There is also a metric for "fit" in the book, basically trying to quantify how well a player fits with his teammates in terms of +/-. There are some caveats and it's not a perfect stat, but it'd be better than nothing, which is what I have now in terms of stats to tell you how well players fit together.

And one last thing in the book relates to a controversial part of BBGM. In BBGM, player development does not depend on stats or playing time - just age, coaching, and luck. I did it this way because I always felt skeptical that playing time mattered. Players spend so much time playing games and practicing before the NBA, and then once in the NBA there is tons more practice. Does a little bit of time in games really matter? I get asked about this so much that it's in the FAQ. Most people say yes, but I remain skeptical.

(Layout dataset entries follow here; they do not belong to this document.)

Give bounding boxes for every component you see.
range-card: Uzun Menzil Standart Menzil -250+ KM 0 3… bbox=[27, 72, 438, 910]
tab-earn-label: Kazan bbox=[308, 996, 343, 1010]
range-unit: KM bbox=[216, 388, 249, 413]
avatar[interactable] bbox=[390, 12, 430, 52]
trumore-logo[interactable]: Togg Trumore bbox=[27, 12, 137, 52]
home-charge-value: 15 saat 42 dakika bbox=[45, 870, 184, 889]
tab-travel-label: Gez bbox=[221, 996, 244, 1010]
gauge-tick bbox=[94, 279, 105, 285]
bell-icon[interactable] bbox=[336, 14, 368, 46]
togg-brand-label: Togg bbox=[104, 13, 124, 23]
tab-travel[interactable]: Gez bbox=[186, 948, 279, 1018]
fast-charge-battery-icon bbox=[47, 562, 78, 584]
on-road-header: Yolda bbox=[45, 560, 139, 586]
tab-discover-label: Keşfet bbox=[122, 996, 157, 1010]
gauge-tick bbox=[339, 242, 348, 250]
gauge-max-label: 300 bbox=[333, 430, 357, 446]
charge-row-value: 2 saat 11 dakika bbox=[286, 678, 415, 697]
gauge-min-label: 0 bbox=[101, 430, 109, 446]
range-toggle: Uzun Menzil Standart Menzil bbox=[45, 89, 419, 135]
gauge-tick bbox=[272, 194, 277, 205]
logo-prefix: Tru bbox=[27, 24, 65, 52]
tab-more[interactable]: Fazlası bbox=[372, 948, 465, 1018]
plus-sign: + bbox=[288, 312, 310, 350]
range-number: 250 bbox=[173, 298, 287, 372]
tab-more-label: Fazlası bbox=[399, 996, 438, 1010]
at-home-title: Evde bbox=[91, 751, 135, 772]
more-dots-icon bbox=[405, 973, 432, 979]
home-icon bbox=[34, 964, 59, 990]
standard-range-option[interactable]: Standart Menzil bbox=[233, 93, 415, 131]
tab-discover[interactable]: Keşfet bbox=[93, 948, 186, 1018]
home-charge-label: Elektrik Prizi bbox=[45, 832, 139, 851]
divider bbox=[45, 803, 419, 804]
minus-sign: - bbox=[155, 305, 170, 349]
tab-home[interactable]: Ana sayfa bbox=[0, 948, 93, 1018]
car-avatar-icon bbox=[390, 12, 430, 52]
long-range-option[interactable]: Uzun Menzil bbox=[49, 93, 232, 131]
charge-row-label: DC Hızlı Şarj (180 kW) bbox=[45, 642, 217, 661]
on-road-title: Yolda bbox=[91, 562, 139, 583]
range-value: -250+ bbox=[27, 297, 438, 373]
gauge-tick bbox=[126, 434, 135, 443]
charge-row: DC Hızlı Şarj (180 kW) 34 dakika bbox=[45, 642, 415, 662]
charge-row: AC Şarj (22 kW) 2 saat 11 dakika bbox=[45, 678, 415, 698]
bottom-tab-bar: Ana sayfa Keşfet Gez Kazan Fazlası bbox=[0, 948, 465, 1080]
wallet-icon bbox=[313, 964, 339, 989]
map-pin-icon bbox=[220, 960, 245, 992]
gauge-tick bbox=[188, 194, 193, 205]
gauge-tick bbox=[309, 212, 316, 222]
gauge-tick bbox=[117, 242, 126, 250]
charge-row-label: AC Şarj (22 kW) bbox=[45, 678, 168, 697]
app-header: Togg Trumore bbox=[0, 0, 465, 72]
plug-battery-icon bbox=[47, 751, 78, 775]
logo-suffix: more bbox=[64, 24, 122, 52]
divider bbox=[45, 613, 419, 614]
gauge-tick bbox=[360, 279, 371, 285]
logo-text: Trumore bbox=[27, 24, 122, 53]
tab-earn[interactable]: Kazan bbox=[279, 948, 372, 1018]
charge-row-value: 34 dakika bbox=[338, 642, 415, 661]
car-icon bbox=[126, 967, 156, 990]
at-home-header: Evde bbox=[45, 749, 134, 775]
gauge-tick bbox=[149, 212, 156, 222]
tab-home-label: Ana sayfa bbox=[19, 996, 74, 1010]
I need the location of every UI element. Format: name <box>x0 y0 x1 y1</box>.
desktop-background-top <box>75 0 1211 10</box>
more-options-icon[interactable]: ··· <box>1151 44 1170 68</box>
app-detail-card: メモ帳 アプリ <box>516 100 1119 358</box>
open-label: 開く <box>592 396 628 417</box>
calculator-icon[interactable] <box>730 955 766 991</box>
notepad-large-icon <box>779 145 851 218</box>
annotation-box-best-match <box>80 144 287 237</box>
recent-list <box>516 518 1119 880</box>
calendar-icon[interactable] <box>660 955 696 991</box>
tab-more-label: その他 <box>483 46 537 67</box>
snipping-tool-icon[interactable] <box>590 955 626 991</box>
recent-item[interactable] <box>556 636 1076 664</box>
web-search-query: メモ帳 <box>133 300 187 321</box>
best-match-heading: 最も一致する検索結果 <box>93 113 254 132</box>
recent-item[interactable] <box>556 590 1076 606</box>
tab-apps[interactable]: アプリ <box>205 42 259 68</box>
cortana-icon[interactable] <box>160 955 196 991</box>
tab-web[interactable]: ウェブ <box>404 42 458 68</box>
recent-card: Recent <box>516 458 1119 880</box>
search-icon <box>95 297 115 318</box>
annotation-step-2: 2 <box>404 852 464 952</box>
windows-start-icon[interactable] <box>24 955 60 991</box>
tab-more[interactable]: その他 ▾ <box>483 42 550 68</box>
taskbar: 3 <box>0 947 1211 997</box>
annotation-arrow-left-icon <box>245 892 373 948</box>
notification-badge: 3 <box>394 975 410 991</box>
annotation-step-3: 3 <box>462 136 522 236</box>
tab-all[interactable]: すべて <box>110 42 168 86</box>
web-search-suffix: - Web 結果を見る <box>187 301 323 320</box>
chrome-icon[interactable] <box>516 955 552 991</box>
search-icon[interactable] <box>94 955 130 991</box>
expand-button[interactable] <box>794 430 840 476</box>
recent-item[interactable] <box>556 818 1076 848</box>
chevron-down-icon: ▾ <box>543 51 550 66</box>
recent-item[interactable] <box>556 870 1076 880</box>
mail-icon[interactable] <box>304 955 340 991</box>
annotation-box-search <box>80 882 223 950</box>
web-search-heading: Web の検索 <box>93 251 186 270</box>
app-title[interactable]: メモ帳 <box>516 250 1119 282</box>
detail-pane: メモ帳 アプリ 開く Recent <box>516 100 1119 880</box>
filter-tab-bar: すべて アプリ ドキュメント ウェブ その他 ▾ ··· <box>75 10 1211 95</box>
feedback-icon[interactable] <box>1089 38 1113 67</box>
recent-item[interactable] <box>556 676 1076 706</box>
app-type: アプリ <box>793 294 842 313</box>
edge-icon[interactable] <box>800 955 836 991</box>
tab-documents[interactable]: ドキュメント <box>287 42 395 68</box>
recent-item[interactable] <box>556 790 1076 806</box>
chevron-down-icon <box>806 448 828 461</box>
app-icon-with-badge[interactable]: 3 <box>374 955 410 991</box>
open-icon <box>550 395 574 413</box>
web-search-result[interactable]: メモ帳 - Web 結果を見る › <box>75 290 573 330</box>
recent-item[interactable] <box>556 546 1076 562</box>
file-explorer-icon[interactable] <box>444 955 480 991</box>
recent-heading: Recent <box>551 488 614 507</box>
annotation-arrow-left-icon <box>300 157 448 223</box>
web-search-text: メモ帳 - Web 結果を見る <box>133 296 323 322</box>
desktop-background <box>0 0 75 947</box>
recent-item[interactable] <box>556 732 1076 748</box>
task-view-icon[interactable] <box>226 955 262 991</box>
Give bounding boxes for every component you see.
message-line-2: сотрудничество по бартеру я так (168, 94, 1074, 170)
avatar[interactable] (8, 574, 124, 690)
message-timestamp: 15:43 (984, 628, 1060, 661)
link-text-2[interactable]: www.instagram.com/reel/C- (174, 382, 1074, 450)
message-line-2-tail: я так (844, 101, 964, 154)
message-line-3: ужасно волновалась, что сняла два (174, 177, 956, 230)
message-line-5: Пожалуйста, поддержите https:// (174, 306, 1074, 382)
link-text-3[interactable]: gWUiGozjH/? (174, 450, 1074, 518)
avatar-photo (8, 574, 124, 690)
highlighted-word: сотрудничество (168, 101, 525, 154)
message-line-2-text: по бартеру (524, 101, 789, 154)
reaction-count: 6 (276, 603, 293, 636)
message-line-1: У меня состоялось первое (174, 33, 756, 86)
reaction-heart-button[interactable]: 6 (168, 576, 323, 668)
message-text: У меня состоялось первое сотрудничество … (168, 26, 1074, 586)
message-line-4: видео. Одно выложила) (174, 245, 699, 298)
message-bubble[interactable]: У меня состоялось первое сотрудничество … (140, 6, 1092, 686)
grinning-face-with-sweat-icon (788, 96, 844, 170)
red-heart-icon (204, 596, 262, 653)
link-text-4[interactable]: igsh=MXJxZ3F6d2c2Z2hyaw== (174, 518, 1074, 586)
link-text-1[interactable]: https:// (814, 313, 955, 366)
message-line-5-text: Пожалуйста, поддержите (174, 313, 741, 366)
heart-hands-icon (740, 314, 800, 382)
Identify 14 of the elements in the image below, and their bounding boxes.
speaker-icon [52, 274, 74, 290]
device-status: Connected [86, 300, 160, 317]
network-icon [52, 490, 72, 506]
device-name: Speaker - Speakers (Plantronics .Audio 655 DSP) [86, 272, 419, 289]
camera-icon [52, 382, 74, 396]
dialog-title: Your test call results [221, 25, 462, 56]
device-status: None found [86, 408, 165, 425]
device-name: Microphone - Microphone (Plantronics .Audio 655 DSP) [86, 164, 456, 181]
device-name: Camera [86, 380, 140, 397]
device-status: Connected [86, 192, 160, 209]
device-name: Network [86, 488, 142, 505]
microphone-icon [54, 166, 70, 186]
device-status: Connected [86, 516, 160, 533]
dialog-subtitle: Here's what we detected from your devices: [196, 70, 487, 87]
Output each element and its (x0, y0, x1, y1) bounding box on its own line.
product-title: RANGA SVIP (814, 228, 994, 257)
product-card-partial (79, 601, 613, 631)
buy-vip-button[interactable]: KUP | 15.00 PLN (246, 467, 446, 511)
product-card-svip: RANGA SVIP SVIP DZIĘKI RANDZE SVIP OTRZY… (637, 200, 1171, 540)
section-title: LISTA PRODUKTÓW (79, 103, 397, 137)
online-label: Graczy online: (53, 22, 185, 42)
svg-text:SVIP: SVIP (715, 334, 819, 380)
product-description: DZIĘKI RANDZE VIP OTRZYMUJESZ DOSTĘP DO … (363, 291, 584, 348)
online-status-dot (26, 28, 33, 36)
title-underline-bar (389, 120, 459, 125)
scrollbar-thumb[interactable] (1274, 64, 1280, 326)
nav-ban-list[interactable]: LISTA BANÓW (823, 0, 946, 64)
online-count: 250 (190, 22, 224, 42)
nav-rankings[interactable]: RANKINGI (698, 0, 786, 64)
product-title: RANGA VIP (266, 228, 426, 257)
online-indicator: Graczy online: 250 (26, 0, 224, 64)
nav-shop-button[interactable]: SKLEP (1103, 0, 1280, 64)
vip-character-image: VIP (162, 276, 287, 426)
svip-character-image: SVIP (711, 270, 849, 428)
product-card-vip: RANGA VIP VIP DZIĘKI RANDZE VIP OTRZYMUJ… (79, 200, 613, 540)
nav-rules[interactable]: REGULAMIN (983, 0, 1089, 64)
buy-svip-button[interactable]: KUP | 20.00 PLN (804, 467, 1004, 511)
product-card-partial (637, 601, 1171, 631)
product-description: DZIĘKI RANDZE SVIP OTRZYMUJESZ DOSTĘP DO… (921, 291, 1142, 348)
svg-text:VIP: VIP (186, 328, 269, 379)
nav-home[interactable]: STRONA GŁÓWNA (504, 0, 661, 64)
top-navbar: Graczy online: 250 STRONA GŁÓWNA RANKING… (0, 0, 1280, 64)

This question nerd sniped the homie nicidob into doing a very rudimentary analysis that at least suggests that maybe I'm right and playing time doesn't matter.

And yet in this book, Oliver writes:

Playing time does improve players. But the tendency was to see those potential skills as becoming real skills much faster than they often actually did.

So the second sentence is kind of agreeing with my intuition, but overall he says that playing time does matter at least a little bit! Unfortunatley this is just a throwaway line in the book, not part of an actual analysis, so he doesn't provide any support for this claim. I'm sure he has some though, and I would certainly be interested in seeing it!

Anyway, in conclusion, it's a good book, I enjoyed it. Maybe I'd like it better if it went even more in depth on the methodology, but the other content is fun too.